Source: D. Michels et al., Phys. Plasmas 29, 032307 (2022); https://doi.org/10.1063/5.0082413

The project should clarify, for example, how the heat generated in fusion plasmas can be exhausted in a controlled manner. Temperatures of more than 100 million degrees Celsius arise inside, which do indeed decrease to a few thousand degrees at the edge. Nevertheless, the plasma power would damage any wall material. Therefore, strategies are needed to exhaust this power in a controlled manner. The greatest heat load occurs at the so-called divertor, which has the task of extracting contaminations from the plasma. Simulations should help to distribute the heat output over a larger area and to find the optimal design for the divertor.

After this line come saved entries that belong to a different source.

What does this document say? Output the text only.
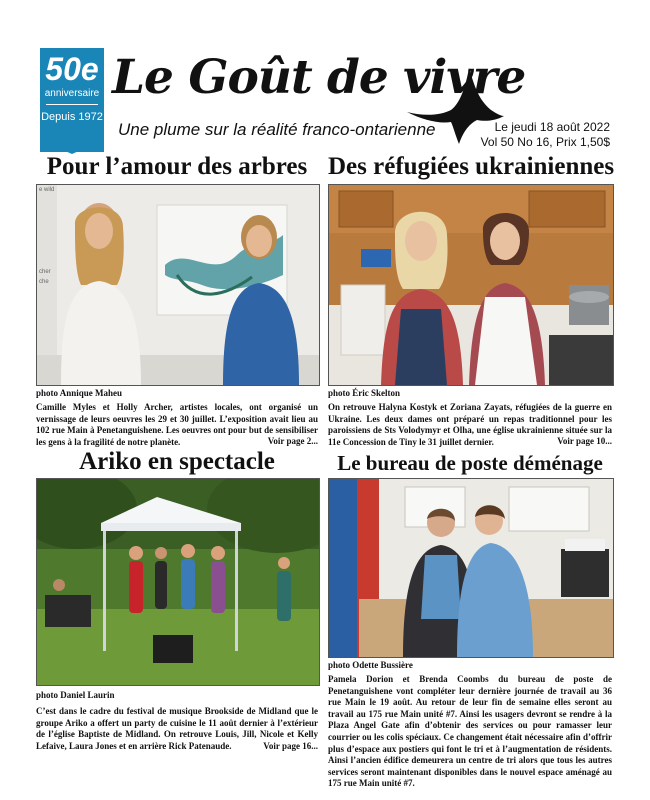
50e
anniversaire
Depuis 1972
Le Goût de vivre
Une plume sur la réalité franco-ontarienne	Le jeudi 18 août 2022
Vol 50 No 16, Prix 1,50$
Pour l’amour des arbres
e wild
cher
che
photo Annique Maheu
Camille Myles et Holly Archer, artistes locales, ont organisé un vernissage de leurs oeuvres les 29 et 30 juillet. L’exposition avait lieu au 102 rue Main à Penetanguishene. Les oeuvres ont pour but de sensibiliser les gens à la fragilité de notre planète.	Voir page 2...
Des réfugiées ukrainiennes
photo Éric Skelton
On retrouve Halyna Kostyk et Zoriana Zayats, réfugiées de la guerre en Ukraine. Les deux dames ont préparé un repas traditionnel pour les paroissiens de Sts Volodymyr et Olha, une église ukrainienne située sur la 11e Concession de Tiny le 31 juillet dernier.	Voir page 10...
Ariko en spectacle
photo Daniel Laurin
C’est dans le cadre du festival de musique Brookside de Midland que le groupe Ariko a offert un party de cuisine le 11 août dernier à l’extérieur de l’église Baptiste de Midland. On retrouve Louis, Jill, Nicole et Kelly Lefaive, Laura Jones et en arrière Rick Patenaude.	Voir page 16...
Le bureau de poste déménage
photo Odette Bussière
Pamela Dorion et Brenda Coombs du bureau de poste de Penetanguishene vont compléter leur dernière journée de travail au 36 rue Main le 19 août. Au retour de leur fin de semaine elles seront au travail au 175 rue Main unité #7. Ainsi les usagers devront se rendre à la Plaza Angel Gate afin d’obtenir des services ou pour ramasser leur courrier ou les colis spéciaux. Ce changement était nécessaire afin d’offrir plus d’espace aux postiers qui font le tri et à l’augmentation de résidents. Ainsi l’ancien édifice demeurera un centre de tri alors que tous les autres services seront maintenant disponibles dans le nouvel espace aménagé au 175 rue Main unité #7.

Modeling of fusion power plants with tungsten wall

The researchers will also investigate how the use of the currently favored wall material tungsten affects the performance of fusion plasmas. Tungsten has the highest melting point of all metals (about 3400 degrees Celsius) and is therefore particularly well suited to withstand the heat loads in the proximity of fusion plasmas. However, when operating in fusion devices, tungsten atoms dissolve and contaminate the plasma. They can cool it significantly and in extreme cases even extinguish it. Prof. Jenko: “To eliminate this undesirable effect, we need to understand the processes involved. This is one of the goals of the new project.”